28/04/2012

Margarita e o Mestre, de Mikhail Bulgákov

Lisboa: Relógio d'Água, 2007 (1966), pp. 366, 25,00€


«Um facto, como se costuma dizer, sempre é um facto, e não se pode virar-lhe as costas sem explicações». Até quando estes factos são tão extraordinários como os descritos neste romance, que demorou mais de 10 anos a ser escrito e foi publicado só 20 após a morte do seu autor. Factos que implicam o próprio Diabo, acontecimentos trágicos na Moscovo dos anos 30, Pôncio Pilatos e um tal Ieshua Ha-Nozri.


Sobretudo na primeira parte do livro, destaca-se a força manipuladora do poder estabelecido: com efeito, todas as personagens que se confrontam com estes factos e se implicam neles são postas num manicómio. Há milícias, delatores, guardiães, que se esforçam em manter a ordem que tais factos quebram, e que portanto eliminam ou limitam a liberdade daqueles que os presenciam.

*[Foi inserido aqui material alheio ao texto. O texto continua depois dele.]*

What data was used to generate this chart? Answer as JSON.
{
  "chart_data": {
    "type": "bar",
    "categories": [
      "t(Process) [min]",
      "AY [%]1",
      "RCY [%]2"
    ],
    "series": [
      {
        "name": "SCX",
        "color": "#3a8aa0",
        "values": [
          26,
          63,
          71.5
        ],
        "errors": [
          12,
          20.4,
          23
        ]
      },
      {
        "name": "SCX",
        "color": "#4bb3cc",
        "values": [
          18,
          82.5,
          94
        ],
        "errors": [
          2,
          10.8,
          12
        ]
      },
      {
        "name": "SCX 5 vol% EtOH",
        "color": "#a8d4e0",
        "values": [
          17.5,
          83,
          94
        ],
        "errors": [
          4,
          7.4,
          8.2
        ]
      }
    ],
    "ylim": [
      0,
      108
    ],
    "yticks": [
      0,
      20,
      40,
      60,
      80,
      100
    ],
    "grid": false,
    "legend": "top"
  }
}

Na segunda parte, que focaliza as personagens que dão título ao romance, esse tema deixa espaço à liberdade em acção de pessoas irredutíveis, à tenacidade de quem não se contenta com o que é politicamente correcto, mas alimenta grandes desejos ideais. Todo um desafio para a Rússia de Estaline e para a Europa do século XXI.

21/04/2012

Doutor Jivago, de Boris Pasternak

Lisboa: Sextante Editora, 2010 (1957), pp. 562, 29,90€

Um dos grandes romances da literatura do século XX, um dos grandes romances russos de sempre: um clássico.

A um leitor ocidental contemporâneo chama a atenção a grande quantidade de personagens do romance (algumas edições até contêm um índice de nomes). São centenas deles, cada um com nome, apelido e patronímico, cada um com a sua história, com o seu percurso de vida único e irrepetível. Como os numerosos comboios do romance, cada um com o seu itinerário e as suas paragens, com o seu destino.

De facto, este parece o tema predominante do romance, além das histórias pessoais dos seus protagonistas principais, humanas e fascinantes. Num contexto de socialismo, de estatalismo uniformador, de colectivização e de alienação do indivíduo, Pasternak faz emergir o «eu» de cada ser humano, na sua maravilhosa unicidade. E faz perceber como é a pessoa quem protagoniza a história, e não os sindicatos, a Revolução de Outubro ou o regime soviético.

Com uma visão muito afastada de qualquer moralismo ou lógica do sucesso, Pasternak apresenta, de facto, uma realidade cativante que produz a adesão simples aos factos, à vida. Não é por acaso que a tradução literal do apelido do protagonista, Jivago, significa «o vivente».

18/04/2012

O lado longínquo do mundo (Master and comander)

Peter Weir, 2003

Um navio inglês percorre os mares da costa do Brasil e das Ilhas Galápagos no início do século XIX, desafiando as condições meteorelógicas e, sobretudo, o barco inimigo das frotas francesas de Napoleão. Não é só necessário defender a própria vida, mas também uma missão: «Este barco é Inglaterra», chega a dizer o capitão num dos seus discursos à tripulação.

Neste contexto, o bom ritmo do filme leva-nos a viver numerosas aventuras no estilo próprio da época. Mas o fascínio desta viagem provém principalmente do seu capitão, muito bem interpretado por Russell Crowe. Dá vida e fundamento ao filme a sua forma de governo, que valoriza os talentos de cada um dos seus homens, que ajuda a crescer a cada um à sua maneira, que se mostra sempre viril nas suas decisões, que por vezes vive o drama das escolhas responsáveis, e que sempre tem como prioridade a coesão dos seus homens.

Vê-se assim que é sempre necessário um capitão, alguém a quem seguir, mesmo (ou sobretudo) nas contrariedades.